At Memorial Sloan Kettering Cancer Center in New York, engineering and manufacturing can be done on site, where the hospital maintains its own machine shop. In collaboration with doctors, instruments and devices are being designed to improve the accuracy of procedures, and molds for bone replacement are being designed, printed and studied. One of the projects in development is the creation of a form-fitting shield to more accurately and comfortably direct radiation treatment to cancer patients. “Surgeons have ideas of the kinds of processes they want to use to operate in specific situations, and we work with them to design tools that might help them do that better,” says Paul Booth, of the hospital’s biomedical engineering lab.

At the Knight Cancer Institute at Oregon Health and Science University, Rosalie Sears, a professor in the department of molecular and medical genetics, is using a 3-D tissue bioprinter created by Organovo, a San Diego-based company, to replicate human tumor tissues that can then be grown in the lab. She is beginning to use those printed tumors to test various cancer-fighting treatments.

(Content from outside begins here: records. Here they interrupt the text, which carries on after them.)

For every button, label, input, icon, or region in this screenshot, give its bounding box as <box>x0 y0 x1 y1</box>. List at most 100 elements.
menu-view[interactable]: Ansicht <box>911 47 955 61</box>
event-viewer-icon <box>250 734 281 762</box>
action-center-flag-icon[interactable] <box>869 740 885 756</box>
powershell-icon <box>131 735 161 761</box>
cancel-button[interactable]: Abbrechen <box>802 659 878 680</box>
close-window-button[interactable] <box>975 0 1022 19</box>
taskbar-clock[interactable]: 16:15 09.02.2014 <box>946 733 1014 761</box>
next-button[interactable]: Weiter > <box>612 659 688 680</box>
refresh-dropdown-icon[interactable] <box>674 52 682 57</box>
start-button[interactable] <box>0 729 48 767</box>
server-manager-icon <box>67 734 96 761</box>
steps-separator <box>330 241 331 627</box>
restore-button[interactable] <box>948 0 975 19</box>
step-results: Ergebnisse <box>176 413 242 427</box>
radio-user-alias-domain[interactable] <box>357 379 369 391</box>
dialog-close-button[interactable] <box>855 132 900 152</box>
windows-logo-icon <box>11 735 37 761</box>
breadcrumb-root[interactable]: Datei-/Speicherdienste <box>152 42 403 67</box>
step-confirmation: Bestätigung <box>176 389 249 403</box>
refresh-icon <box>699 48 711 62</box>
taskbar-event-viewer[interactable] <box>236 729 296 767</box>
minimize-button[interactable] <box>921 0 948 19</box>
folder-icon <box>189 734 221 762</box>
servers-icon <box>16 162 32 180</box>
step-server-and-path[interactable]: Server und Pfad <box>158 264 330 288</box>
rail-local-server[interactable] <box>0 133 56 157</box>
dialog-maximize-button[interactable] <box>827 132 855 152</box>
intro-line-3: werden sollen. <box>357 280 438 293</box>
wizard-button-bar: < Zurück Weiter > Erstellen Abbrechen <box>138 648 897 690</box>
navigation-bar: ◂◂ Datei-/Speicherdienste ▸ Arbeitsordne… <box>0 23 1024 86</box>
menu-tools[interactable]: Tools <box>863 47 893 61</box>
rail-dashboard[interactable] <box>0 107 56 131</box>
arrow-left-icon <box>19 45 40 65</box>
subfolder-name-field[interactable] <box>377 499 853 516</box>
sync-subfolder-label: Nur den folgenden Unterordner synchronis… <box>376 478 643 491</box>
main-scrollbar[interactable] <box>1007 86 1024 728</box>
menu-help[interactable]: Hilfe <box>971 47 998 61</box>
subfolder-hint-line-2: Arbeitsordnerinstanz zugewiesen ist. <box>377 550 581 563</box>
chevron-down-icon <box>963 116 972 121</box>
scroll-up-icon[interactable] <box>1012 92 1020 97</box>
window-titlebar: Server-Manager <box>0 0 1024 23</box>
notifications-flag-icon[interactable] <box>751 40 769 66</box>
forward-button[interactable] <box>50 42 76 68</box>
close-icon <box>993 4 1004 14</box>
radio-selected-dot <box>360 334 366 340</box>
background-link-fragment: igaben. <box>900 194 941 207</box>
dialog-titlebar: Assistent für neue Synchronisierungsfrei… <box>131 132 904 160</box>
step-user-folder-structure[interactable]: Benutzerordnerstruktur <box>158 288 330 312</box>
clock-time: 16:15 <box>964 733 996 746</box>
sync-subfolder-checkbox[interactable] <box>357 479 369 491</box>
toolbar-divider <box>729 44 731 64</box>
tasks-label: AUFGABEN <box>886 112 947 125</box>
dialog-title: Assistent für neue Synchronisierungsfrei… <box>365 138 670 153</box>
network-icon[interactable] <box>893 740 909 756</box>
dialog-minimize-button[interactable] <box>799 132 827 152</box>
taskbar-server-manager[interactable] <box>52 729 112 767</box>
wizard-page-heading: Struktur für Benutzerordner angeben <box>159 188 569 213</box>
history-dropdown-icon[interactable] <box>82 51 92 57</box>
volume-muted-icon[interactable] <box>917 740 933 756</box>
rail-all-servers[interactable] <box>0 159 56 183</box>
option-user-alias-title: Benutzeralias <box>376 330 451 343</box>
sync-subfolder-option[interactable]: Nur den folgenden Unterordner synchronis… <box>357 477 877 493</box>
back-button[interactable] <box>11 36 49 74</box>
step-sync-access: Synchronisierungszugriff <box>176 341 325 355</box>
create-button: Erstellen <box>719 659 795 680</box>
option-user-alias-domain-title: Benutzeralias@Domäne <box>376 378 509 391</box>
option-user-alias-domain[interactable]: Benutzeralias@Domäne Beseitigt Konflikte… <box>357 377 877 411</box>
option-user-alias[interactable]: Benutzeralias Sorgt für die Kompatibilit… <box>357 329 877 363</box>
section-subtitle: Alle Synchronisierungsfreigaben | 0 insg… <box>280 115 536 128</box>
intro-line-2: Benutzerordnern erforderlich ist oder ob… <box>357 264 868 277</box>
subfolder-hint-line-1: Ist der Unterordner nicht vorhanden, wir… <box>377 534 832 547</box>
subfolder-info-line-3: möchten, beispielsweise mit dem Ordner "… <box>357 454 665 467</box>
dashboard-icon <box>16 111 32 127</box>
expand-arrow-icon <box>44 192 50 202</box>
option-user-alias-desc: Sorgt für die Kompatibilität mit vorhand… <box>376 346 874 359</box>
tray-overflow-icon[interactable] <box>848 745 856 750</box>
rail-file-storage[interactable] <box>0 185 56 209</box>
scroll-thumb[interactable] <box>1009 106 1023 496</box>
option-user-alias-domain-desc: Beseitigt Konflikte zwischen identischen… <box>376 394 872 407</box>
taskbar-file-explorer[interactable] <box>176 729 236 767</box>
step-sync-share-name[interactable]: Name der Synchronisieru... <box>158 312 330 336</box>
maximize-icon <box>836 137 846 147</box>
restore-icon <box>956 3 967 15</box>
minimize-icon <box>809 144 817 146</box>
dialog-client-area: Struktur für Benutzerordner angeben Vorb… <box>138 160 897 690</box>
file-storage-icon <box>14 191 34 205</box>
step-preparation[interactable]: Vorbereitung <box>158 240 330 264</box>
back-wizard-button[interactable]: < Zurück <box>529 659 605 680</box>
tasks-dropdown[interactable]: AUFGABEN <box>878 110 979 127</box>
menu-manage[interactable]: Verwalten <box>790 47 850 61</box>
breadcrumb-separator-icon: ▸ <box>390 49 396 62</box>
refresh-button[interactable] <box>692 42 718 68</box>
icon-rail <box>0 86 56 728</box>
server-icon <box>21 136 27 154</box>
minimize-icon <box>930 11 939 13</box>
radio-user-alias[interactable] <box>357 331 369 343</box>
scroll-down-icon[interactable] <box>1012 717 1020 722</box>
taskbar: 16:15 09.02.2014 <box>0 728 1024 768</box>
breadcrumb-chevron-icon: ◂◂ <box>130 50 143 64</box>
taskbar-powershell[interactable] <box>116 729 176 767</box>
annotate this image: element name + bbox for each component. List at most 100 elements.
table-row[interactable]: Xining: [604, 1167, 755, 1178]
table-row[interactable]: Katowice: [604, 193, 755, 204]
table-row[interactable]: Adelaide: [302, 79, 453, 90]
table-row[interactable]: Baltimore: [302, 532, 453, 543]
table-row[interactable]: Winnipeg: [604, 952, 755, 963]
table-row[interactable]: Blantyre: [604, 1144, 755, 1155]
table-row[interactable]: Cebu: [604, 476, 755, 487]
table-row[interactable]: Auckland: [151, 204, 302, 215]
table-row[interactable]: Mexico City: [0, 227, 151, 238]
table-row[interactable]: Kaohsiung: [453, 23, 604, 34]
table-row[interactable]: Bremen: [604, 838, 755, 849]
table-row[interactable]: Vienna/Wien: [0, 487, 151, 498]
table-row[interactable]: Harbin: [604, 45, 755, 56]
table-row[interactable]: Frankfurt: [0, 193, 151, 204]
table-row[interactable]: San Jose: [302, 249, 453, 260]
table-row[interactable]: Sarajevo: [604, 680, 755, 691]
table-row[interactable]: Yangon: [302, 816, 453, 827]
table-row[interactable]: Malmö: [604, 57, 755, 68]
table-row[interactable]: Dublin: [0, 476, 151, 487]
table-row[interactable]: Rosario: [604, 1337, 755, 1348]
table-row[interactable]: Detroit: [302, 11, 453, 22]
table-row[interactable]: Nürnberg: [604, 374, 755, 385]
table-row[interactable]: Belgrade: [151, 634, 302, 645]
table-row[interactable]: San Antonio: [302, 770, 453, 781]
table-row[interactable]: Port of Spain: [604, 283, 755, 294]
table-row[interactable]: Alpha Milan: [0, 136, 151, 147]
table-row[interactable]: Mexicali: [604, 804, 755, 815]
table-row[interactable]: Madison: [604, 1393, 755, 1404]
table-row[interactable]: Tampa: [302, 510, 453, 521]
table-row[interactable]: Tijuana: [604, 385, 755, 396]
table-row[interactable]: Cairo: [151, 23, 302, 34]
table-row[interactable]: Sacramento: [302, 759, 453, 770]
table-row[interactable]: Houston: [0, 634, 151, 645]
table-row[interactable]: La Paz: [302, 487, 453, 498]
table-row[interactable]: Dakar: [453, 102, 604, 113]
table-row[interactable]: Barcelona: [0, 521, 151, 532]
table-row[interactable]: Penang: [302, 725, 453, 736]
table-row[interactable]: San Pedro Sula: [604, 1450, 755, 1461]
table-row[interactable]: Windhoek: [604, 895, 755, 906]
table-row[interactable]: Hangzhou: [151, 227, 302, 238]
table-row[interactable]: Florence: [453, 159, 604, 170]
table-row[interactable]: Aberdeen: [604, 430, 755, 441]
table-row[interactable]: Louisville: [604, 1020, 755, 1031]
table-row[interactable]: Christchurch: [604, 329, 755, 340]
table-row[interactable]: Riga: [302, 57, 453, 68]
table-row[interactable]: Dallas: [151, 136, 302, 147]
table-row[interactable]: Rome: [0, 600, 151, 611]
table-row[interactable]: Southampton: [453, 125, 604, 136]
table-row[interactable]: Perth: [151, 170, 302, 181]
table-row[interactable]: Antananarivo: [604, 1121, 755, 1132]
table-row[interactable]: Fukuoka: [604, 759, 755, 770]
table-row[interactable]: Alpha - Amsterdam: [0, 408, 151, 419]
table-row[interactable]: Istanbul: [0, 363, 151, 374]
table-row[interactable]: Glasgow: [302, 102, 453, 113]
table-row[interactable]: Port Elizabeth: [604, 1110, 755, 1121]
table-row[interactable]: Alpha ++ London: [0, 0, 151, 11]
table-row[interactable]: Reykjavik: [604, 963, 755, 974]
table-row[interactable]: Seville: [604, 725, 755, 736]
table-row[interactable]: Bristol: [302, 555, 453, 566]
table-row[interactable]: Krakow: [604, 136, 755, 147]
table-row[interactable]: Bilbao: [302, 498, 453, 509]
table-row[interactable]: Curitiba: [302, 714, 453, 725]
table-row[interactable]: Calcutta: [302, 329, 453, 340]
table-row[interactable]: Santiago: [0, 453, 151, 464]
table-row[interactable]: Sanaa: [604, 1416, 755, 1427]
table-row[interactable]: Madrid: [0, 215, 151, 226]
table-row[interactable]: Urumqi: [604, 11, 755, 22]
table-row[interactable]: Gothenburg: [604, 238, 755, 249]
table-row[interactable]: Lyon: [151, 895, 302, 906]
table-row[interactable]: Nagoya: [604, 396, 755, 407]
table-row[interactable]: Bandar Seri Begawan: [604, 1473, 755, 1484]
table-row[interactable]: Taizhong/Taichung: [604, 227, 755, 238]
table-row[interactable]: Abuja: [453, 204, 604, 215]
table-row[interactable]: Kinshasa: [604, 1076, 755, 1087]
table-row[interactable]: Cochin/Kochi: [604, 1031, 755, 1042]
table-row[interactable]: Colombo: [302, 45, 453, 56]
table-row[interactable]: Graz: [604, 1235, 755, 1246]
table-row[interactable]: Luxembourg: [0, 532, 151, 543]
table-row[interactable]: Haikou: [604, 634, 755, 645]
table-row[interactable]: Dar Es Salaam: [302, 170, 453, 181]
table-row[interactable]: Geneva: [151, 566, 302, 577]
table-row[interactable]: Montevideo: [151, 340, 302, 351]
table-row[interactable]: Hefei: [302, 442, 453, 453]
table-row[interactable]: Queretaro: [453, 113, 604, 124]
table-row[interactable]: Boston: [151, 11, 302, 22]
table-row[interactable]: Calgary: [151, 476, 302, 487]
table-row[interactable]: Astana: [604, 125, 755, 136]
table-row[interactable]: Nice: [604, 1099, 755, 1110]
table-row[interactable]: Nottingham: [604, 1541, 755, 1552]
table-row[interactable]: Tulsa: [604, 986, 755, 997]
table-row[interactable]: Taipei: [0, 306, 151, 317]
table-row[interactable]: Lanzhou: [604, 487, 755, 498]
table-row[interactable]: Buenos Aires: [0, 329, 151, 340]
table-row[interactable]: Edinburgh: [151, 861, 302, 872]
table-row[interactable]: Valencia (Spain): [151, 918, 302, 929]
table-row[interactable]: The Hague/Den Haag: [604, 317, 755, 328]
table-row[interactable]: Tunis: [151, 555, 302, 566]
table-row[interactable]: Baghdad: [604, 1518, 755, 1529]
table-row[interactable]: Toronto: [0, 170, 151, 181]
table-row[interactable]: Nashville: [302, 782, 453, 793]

The future prospects for 3-D printing and its use in medicine, and particularly in cancer treatment, are vast. The work being done by Sears holds out enormous possibilities for more successful cancer therapy. A future next step would be the ability to individualize treatment by extracting an individual’s cancerous cells, printing them in 3-D in a lab, making multiple copies and testing them with various therapeutic and perhaps unique treatments.

Looking ahead, the possibilities for printing organs such as lungs, kidneys and livers could alleviate the long waiting times for a limited number of those organs available for transplant. Ideally, printing cartilage and bones out of human tissue instead of out of synthetic materials could further individualize medical treatment.

That kind of advancement would also mean a new need for approvals from the FDA: While approval is not required for a researcher to create printed tissue and use it to test cancer treatments, it is needed if a doctor plans to print tissue and use it as an implant or therapy in patients.

Sharon Presnell, chief technology officer at Organovo, believes that 3-D printing will herald a new medical paradigm. She predicts that, in decades to come, many scientific assumptions that have been made based on results from simple two-dimensional systems will be proven wrong.